Quanto ao incentivo dado à comunidade docente, infelizmente, a componente de investigação continua a ser a mais valorizada; mas há vários esforços nesse sentido. Um exemplo são os Projectos de Inovação Pedagógica (os PIP) do CP. Há uns anos, ganhei um desses projectos e consegui montar um Escape Game físico, no Taguspark, para alunos da LEIC-T (nas disciplinas de Lógica de Programação e Álgebra Linear). Os alunos estavam “fechados” num quarto e tinham de resolver quebra-cabeças relacionados com as matérias que estavam a estudar para conseguir “escapar”. Foi muito giro. Vou tentar ativar de novo o jogo.
Numa newsletter do INESC-ID, menciona que, se pudesse, “mudava o tempo”. Cada vez mais, ouvimos desejos de que o dia tenha mais horas, ao invés de que a vida tenha mais dias.
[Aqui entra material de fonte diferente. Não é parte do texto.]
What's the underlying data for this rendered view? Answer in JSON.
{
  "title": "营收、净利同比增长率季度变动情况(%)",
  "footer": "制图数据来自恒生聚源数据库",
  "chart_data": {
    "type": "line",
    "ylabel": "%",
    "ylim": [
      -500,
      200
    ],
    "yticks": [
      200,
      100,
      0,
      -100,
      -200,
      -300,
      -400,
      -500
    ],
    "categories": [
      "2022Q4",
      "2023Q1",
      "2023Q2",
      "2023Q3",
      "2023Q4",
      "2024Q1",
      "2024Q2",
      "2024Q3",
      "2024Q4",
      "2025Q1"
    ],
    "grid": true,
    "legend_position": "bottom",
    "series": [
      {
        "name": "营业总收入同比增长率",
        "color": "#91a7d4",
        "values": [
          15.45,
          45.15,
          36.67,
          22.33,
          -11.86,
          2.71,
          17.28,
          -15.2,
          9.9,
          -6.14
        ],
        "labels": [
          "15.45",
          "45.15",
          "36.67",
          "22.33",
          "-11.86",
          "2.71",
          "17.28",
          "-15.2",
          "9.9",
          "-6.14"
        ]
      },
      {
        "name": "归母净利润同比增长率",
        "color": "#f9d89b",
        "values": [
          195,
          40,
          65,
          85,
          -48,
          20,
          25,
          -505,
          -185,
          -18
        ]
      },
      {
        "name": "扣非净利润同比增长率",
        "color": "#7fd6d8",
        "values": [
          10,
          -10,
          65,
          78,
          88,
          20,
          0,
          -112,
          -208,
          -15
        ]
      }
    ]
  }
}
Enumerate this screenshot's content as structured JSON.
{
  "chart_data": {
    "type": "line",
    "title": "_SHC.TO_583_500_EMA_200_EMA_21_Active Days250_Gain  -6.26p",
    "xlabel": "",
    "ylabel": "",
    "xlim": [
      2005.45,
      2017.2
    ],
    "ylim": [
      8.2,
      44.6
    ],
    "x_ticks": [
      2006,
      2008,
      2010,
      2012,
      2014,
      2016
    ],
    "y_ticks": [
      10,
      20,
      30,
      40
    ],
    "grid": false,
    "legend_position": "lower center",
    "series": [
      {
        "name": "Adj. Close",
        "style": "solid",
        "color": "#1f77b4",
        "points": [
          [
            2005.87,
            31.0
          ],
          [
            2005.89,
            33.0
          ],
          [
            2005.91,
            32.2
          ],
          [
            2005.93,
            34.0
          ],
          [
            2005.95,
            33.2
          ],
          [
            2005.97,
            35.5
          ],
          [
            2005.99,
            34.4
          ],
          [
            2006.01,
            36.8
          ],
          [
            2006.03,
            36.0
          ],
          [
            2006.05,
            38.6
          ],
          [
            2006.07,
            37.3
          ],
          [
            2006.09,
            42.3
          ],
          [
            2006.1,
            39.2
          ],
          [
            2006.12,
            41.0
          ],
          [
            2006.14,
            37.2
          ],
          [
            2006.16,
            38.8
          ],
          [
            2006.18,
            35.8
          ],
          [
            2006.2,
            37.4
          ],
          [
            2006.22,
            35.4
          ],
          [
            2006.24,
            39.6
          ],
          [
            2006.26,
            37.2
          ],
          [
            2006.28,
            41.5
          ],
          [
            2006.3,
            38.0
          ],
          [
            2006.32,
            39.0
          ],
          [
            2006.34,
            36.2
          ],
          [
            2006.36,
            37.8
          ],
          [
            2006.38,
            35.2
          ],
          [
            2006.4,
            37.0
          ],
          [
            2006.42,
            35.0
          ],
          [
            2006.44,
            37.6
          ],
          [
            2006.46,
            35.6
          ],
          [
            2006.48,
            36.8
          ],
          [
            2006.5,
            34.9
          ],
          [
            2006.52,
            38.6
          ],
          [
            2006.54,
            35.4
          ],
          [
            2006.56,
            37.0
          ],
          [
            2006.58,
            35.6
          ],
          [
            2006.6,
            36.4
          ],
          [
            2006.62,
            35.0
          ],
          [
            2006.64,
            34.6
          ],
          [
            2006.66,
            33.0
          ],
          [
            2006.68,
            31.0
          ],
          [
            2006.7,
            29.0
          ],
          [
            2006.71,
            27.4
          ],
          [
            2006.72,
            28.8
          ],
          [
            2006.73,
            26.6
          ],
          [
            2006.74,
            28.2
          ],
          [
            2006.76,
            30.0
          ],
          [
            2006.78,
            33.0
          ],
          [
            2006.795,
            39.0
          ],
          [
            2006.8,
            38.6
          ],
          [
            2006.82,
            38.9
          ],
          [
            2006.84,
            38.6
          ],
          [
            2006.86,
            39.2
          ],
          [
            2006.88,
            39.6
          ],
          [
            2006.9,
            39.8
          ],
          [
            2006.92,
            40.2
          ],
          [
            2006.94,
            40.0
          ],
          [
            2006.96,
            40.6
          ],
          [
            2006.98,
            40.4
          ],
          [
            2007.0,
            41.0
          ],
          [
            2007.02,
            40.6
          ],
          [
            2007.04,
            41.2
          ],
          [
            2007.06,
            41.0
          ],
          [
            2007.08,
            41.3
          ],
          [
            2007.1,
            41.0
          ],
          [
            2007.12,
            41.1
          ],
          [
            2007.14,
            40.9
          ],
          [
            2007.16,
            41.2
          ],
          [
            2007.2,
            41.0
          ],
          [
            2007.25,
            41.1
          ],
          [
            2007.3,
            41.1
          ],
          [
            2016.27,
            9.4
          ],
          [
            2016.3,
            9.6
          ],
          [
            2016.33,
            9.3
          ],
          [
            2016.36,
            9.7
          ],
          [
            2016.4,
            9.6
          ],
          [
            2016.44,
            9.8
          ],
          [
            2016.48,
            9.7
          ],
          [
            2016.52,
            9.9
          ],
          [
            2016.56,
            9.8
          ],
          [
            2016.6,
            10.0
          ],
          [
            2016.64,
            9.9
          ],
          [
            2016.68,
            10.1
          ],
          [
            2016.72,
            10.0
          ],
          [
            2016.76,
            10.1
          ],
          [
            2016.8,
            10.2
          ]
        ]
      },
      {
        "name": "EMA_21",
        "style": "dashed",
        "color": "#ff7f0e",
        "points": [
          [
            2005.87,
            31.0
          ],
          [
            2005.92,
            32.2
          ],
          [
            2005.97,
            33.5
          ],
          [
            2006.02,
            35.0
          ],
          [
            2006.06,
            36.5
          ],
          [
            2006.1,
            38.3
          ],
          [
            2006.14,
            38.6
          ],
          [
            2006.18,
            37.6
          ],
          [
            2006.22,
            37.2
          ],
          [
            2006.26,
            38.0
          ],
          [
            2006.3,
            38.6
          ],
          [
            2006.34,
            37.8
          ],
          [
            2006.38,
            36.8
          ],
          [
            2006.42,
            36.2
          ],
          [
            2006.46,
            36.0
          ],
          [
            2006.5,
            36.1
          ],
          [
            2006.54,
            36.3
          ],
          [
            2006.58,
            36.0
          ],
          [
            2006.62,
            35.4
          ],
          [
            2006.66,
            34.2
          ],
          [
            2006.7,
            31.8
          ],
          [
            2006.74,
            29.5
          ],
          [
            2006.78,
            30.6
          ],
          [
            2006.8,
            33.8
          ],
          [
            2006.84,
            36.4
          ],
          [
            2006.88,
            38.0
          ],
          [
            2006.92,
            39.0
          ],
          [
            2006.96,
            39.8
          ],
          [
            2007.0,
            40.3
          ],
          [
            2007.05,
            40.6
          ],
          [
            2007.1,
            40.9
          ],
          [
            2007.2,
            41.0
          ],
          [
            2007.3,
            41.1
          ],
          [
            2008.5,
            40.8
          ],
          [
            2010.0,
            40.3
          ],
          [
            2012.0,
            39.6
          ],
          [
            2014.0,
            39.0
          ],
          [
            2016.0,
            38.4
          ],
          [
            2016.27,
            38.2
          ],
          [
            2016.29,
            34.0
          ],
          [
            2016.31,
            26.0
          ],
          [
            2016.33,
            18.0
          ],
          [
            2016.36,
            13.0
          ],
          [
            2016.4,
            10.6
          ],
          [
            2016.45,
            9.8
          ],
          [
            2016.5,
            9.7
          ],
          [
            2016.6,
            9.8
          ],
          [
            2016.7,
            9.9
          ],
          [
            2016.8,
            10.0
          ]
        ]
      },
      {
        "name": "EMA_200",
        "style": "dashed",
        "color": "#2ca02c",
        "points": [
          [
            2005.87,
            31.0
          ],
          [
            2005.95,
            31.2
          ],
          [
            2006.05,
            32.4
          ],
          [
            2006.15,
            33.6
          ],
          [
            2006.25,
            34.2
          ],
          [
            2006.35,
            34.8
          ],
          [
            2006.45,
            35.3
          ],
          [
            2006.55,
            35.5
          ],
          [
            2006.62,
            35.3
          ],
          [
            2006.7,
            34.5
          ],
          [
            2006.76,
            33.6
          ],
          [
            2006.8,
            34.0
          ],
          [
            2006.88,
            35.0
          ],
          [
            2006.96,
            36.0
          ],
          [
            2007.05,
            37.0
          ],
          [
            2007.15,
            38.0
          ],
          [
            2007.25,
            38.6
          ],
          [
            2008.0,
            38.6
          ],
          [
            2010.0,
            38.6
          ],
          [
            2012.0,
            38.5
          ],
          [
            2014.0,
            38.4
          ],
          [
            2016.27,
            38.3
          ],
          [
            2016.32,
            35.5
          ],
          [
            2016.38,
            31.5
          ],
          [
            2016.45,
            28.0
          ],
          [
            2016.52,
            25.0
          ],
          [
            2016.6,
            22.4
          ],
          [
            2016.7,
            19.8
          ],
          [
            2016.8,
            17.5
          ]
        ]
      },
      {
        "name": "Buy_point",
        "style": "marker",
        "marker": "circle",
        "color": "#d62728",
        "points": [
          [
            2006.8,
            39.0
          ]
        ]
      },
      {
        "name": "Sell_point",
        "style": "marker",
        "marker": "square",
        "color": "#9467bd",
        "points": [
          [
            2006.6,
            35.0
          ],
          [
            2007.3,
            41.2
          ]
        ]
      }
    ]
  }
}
Como concilia as suas várias paixões e em que projeto (ou aventura) gostaria de embarcar, que esteja apenas suspensa pelas correntes do tempo?
Não concilio muito bem. Durante a semana, em especial desde que o novo modelo entrou em vigor, quando estamos em períodos de aulas não tenho capacidade para pensar em mais nada a não ser a disciplina que estou a dar (o que não é dramático, mas é intenso). Não há praticamente espaço (também mental) para outras paixões, outros projetos ou aventuras. Quando não estou em trimestres de aulas, os fins de semana voltam a pertencer-me (e, às vezes, os fins do dia também). Agora, vou entrar num desses períodos. Para além de tempo para investigação, acho que estou genuinamente interessada em pedagogia e gostava de aprender mais. Possivelmente, será o tópico do meu próximo projeto. Na verdade, adoro fazer investigação, mas adoro ainda mais ser “Professora”, ensinar, em especial desde que descobri que há muito espaço para a criatividade. Tenho muito gosto (e orgulho) em ser Professora, que escrevo sempre com “P” maiúsculo.
Agradecimentos especiais à professora Luísa Coheur pela disponibilidade e abertura nas respostas.